Counselors didn’t look in the “Cafe”
Counselors didn’t know that Corsava was generating college recommendations based on students’ Card sorts
Adding a student was overly complicated
Students frequently experienced errors during registration
Counselors wanted to be able to take action with large groups of students at once (for example, bulk printing)
Counselors weren’t adding their reviews
Personas
Corsava already had developed personas. To address the problem, I focused on two of those users: Anne and Evelyn.
Evelyn is high school counselor. She has limited time and resources but is generally tech-savy. She works in a medium-sized high school and spends about 30 minutes on the college process with each student per year. Due to her time constraints, Evelyn typically automates her Corsava work. She has the students take the Corsava Card sort online and the student shares their Corsava Reports with their family members.
Anne is a private counselor. She works with 2-5 students at a time. She is not a tech-native and typically prefers to do the Corsava Card sort with the hardcopy cards. She enters the Card sort into Corsava and presents college options to the student and their families herself.
Based on our personas and user feedback, I created an outline and framework to address the pain points that blocked counselors from utilizing features within Corsava. The challenge would be to pivot and focus on Evelyn, without alienating Anne.
Architecture
To simplify the overall experience (and pricing), we dissolved the “Counselor Cafe” and rolled it into Corsava for Counselors. Now when counselors log in, they go straight to what was the “Counselor Cafe” and can quickly start working with their students’ card sorts, researching and reviewing colleges, and getting college recommendations.
User Flows
Keeping Evelyn in mind, we included features and removed steps in order to automate more of the process.

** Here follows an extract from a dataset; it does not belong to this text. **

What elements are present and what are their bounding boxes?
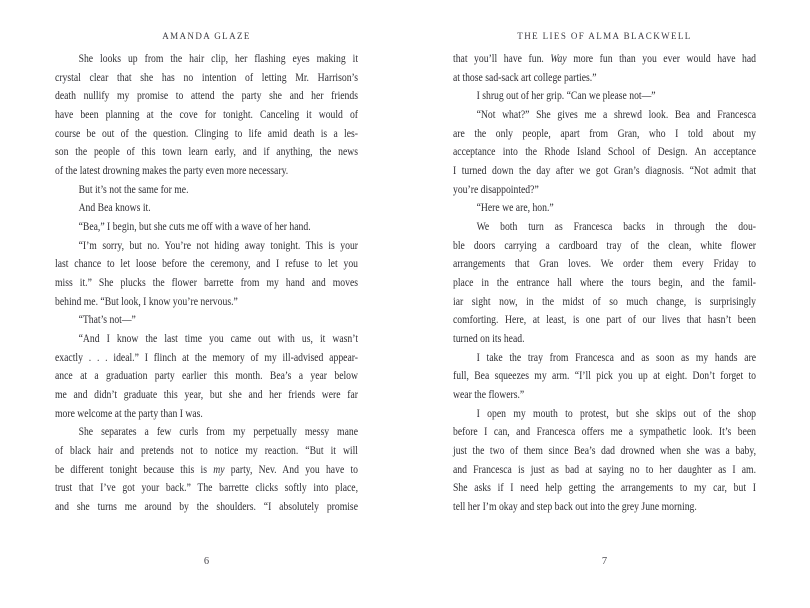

Defaults would be set to directly allow students access to their college recommendations. A more robust student management system, notifications and a toolbar were also created to accommodate higher student case loads.
Based on counselor feedback, student onboarding was the most common pain point. To solve for this, we fixed several issues on the back end and designed a more streamlined process. A key design change was the toolbar. I designed a floating toolbar to quickly get counselors to valuable features including adding students, adding Corsava Card sorts, and accessing support.
WIREFRAMES
The primary design challenge was to simply the information and features in Corsava For Counselor. To achieve this, I went through several iterations removing more and more of the visual clutter.
FINAL MOCKUPS
When establishing success measurements, the word that came up most often was “fun.” The platform had to offer a robust set of features but still feel fun. In the final design, I focused on soft, rounded shapes, playful icons, and being more intentional with the use of our brand colors. Teal was used as our primary color and the secondary colors corresponded to the categories in the Corsava Cards. I also created a more airy, minimalist design so that the bright colors in the brand would pop and not overwhelm counselors.
I created a follow-up user survey that was to be sent out following the platform updates (including pricing changes). Prior to rollout, the project was cancelled. However, based on early, informal testing, counselor feedback was positive.
Through this project, I learned to be agile and think on my feet. Corsava was a start-up with a 100% remote team. As the only designer in the company, I wore the hat of UX researcher, UX designer, interaction designer, and UI designer – and at times marketer, fundraiser and business strategist.
The work was fast-paced and ever-evolving. A lot of the design for the Cafe was done in a quick sketch or through conversations on Slack. I would test while doing customer support. This project was always going on in the background and I was surprised to find that I loved living with a product through its lifecycle. In my previous roles in visual design, that wasn’t an opportunity I typically had. Often, I would create a design and ship it. If we got feedback, it would be year before we could try again. I found that the journey, to live with your work and be able to tweak and test in real time, is an incredibly rewarding and enlightening experience.